While readers here breathlessly wait for my forthcoming post on the Inaugural Symposium for Limina: The Journal of UAP Studies, they might be interested in this interview with some of the participants conducted by German journalist Robert Fleischer, viewable here.
I observe in passing Fleischer’s guests might skew a viewer’s impression of the orientation of the symposium and Limina with regard to the matter if not problem or question of UAP, given that three of Fleischer’s guests and Fleischer himself are all members of ICER, the International Coalition for Extraterrestrial Research, whose official position on “contact” is that “Contact and interaction between humans and extraterrestrial/non-human intelligences (NHIs) on a global scale, [sic] is a reality.” Francisco Mourão Corrêa, for example, is the founder of Exopolitics Portugal. Prof. Tim Murithi’s proposals align themselves with those of Stephen Bassett’s Paradigm Research Group whose stated objective is “to advocate in all ways possible for an end to a government imposed truth embargo of the facts surrounding an extraterrestrial presence engaging the human race – Disclosure.” Fleischer’s two other guests, Prof. Erling Strand from Project Hessdalen in Norway and Dr. Beatriz Villaroel from the Nordic Institute of Theoretical Physics in Sweden, represent less-invested perspectives, focussed on empirical research that has yet to come to any conclusions regarding the nature of UAP let alone their relation to NHIs, despite Strand’s being a member and representative of ICER.

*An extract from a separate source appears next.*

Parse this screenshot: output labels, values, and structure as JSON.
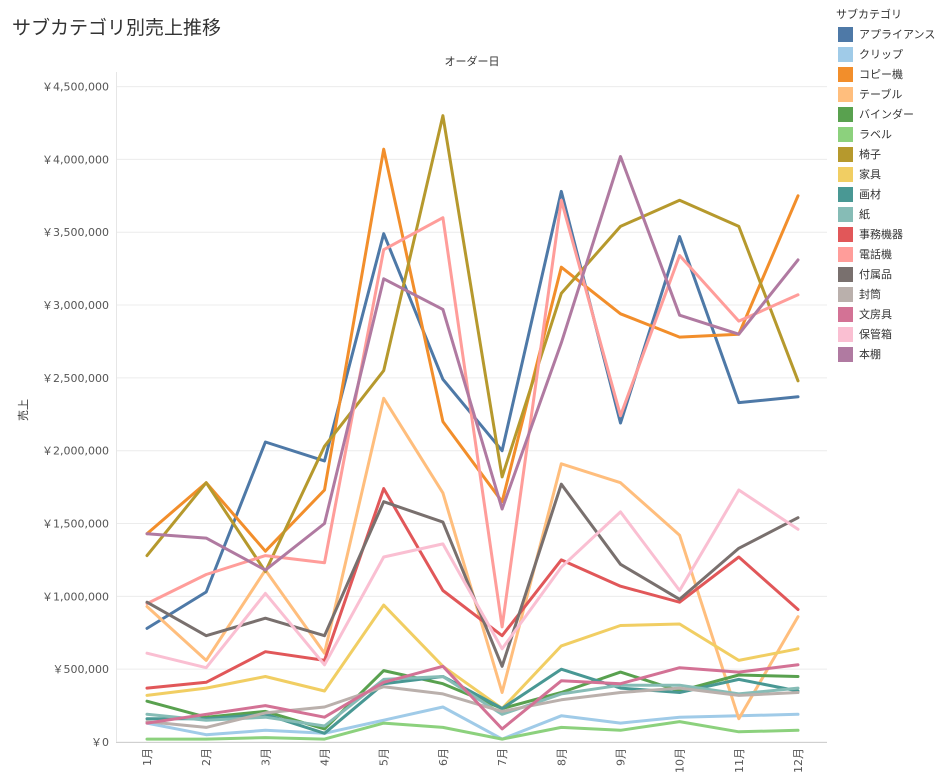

That being said (or remarked), Corrêa does make clear that part of his team’s presentation at the symposium concerned Project Stellar, an inter- or multidisciplinary research initiative that marshals both the hard (natural) and social sciences (including some humanistic disciplines, e.g. philosophy) to study UAP, a project whose putative approach suggests a less invested stance to the phenomenon. Likewise, Dr. Beatriz Villaroel’s Vasco Project searches for potential evidence of probes of extraterrestrial origin, somewhat along the lines of the likely better-known Galileo Project. Which is all to say that the general tenor of the symposium was more akin to the tentative approach articulated in this interview by Prof. Strand than the persuaded if not convinced stance adopted here by his interlocutors. More, forthcoming!